WI: Mary Poppins As the Author Wanted It

What if the Disney company adapted Mary Poppins in a way which was approved of by P.L. Travers, the book's author? Namely kept it from being a musical, removed all animation, and kept the characters similar to the book, etc.? How does this effect Walt Disney's last great film?
 
What if the Disney company adapted Mary Poppins in a way which was approved of by P.L. Travers, the book's author? Namely kept it from being a musical, removed all animation, and kept the characters similar to the book, etc.? How does this effect Walt Disney's last great film?
It would star an emotionally-depraved sociopath:p
 
Forgive the probable obvious question, but just what are the differences? I have not seen the movie in a long time, and never read the book. Any assistance would be appreciated. :confused:
 
There's a lot more Orson Welles/Mary Poppins" connection than you would suspect. It could have gone another way.
 
Disney did what he wanted to do and had no interest in the originals. I loved the Jungle Books as a child and am really annoyed with what he did with Kipling. An Orangutan in India was about the last straw for me.
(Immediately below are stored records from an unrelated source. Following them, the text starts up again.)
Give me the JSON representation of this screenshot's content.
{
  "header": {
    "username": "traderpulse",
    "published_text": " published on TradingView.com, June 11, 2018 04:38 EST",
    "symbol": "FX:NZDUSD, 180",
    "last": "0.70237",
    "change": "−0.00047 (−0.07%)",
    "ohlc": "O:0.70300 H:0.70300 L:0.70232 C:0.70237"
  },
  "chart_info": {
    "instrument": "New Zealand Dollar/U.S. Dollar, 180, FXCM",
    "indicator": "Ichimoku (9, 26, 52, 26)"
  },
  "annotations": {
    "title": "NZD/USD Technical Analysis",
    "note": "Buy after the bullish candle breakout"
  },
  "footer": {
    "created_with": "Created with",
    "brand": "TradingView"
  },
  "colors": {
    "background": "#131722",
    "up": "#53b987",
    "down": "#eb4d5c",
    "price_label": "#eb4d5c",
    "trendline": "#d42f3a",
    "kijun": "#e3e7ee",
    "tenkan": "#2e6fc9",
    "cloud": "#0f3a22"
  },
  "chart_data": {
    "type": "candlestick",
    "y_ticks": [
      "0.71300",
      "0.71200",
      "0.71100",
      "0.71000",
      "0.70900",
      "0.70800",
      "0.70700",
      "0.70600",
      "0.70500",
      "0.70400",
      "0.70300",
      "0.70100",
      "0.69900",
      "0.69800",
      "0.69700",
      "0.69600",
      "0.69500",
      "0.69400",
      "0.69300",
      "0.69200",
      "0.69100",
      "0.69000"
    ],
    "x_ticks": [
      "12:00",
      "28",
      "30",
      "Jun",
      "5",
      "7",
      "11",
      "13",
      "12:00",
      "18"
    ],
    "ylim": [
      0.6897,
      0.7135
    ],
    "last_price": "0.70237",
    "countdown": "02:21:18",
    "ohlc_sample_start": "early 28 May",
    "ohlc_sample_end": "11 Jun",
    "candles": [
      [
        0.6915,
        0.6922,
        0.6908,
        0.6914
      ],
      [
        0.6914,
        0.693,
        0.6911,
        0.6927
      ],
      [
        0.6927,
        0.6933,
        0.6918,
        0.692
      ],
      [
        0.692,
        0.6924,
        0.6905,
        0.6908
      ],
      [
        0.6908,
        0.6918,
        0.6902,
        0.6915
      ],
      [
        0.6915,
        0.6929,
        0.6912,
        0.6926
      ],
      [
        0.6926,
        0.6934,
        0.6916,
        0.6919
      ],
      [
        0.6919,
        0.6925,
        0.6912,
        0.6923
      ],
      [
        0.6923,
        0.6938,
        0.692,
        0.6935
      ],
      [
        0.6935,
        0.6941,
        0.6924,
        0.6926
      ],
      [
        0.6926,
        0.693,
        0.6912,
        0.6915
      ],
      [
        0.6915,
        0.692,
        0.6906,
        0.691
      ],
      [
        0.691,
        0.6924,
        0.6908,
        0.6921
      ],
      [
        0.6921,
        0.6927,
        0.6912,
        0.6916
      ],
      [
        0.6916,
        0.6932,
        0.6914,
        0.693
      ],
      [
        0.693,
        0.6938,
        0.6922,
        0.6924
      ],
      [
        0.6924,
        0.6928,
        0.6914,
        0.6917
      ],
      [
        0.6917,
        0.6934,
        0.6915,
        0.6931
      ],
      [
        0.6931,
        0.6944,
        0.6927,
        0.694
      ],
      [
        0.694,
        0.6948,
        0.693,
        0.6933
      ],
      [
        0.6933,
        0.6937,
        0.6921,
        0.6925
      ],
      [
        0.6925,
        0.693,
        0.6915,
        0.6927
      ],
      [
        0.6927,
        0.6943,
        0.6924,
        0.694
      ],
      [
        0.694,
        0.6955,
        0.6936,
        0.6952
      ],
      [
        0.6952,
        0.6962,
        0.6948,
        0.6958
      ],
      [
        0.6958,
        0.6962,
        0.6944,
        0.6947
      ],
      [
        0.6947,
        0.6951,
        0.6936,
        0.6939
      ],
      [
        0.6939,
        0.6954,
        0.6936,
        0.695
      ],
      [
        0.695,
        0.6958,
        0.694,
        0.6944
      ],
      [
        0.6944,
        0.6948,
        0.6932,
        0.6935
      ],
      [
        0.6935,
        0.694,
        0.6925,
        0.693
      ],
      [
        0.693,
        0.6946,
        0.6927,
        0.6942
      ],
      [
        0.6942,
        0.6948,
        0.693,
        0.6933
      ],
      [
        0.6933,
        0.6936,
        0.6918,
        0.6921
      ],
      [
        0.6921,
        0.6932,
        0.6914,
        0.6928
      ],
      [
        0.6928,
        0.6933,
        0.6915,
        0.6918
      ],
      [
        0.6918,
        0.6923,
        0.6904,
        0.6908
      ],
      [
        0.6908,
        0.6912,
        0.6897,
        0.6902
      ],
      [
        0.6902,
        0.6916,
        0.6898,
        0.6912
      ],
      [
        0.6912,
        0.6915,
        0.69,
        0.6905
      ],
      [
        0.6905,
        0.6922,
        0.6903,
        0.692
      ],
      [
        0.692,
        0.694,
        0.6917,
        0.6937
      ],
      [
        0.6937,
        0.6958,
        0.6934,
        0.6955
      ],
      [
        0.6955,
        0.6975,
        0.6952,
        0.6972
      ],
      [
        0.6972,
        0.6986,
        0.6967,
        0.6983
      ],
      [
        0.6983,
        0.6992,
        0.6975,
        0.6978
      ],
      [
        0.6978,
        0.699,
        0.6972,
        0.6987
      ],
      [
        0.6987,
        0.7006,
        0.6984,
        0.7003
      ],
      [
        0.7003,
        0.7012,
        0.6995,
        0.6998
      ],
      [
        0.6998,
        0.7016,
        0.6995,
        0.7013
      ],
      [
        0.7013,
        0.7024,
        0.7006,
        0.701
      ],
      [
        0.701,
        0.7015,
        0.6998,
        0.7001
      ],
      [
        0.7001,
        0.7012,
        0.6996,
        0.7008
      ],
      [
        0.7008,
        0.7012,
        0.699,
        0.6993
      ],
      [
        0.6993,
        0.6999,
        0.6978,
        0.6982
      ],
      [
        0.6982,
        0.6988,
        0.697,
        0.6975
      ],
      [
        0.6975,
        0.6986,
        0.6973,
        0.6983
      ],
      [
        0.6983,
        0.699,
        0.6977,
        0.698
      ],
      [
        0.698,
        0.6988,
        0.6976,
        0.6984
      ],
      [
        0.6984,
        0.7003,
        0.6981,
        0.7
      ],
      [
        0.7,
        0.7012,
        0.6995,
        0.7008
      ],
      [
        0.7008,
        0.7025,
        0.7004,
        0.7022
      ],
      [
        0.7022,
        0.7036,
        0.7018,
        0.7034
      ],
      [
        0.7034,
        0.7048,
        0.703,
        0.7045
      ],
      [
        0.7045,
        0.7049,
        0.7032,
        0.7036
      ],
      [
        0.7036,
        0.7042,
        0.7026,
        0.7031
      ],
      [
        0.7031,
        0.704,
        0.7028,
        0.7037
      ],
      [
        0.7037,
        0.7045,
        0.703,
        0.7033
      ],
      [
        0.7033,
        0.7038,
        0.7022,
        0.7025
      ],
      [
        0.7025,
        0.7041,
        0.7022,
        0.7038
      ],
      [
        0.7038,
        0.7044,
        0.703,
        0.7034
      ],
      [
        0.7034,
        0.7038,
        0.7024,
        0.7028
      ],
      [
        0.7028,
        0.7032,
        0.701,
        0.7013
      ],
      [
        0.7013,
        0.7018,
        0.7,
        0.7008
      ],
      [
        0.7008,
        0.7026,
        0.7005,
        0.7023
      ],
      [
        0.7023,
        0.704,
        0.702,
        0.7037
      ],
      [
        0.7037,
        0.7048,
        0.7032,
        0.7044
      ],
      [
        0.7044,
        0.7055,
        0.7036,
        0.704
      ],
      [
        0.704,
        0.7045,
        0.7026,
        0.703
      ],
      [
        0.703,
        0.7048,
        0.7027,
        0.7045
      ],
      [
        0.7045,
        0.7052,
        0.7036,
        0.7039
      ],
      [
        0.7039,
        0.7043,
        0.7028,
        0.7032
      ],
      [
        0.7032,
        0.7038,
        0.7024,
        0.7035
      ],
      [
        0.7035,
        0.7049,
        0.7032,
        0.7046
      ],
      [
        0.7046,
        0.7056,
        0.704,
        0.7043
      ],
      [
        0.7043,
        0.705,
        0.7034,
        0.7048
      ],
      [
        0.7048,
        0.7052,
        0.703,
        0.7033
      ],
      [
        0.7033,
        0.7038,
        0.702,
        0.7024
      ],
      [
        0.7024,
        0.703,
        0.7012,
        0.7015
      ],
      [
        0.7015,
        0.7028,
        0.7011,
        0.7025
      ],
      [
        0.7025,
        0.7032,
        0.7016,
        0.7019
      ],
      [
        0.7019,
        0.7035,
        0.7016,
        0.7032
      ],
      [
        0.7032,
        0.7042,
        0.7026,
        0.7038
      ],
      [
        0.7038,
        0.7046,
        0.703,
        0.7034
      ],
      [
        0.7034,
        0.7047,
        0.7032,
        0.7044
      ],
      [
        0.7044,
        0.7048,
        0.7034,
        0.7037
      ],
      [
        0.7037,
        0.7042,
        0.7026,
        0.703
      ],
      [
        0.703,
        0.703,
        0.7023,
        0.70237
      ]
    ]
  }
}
Just read a bit on Mary Poppins

"..re, Mary Poppins—the real one—possesses few of the personality traits (kindness, gentleness, humility, suggestibility, attachment) that traditionally have been associated with ideal womanhood in Western societies. Yet despite of this, and perhaps because of this, her performance of motherhood reigns supreme. Despite what could be construed as a severe lack of empathy (and minus the implied innate goodness, possible sociopathy), MP channels efficiency like no one else. When she enters the chaotic Banks household, order and structure win the day.."

"...In Myth, Symbol, and Meaning in Mary Poppins, Giorgia Grilli compares Mary Poppins to the Victorian dandy, whose antisocial tendencies and open revulsion with others “established a distance between himself and the somewhat distasteful world of those surrounding him.” Like the dandy, who protests a “ready-made world of predictability and control,” MP often distinguishes herself from the Banks family and other mortals (more than once, it is implied that she is immortal). Grilli goes on to argue that Mary Poppins’ pristine outward presentation is “no mere aesthetic attitude” but rather a “form of ceremony” intended to “subvert…[the] small-mindedness” of those living in the conventional world..."
 
Welles's Mary Poppins instead of Citizen Kane? I 'd love to see that! :p

The director, Robert Stevenson, also did "Jane Eyre", with Joan Fontaine as Jane and Orson as Rochester. He could do dark movies. I was actually picturing Orson doing his Harry Lime character from Third Man in the Dick van Dyke chimney sweep role, but lurking in alleys rather than roof tops. Jane Eyre isn't a musical, but I suppose it could be.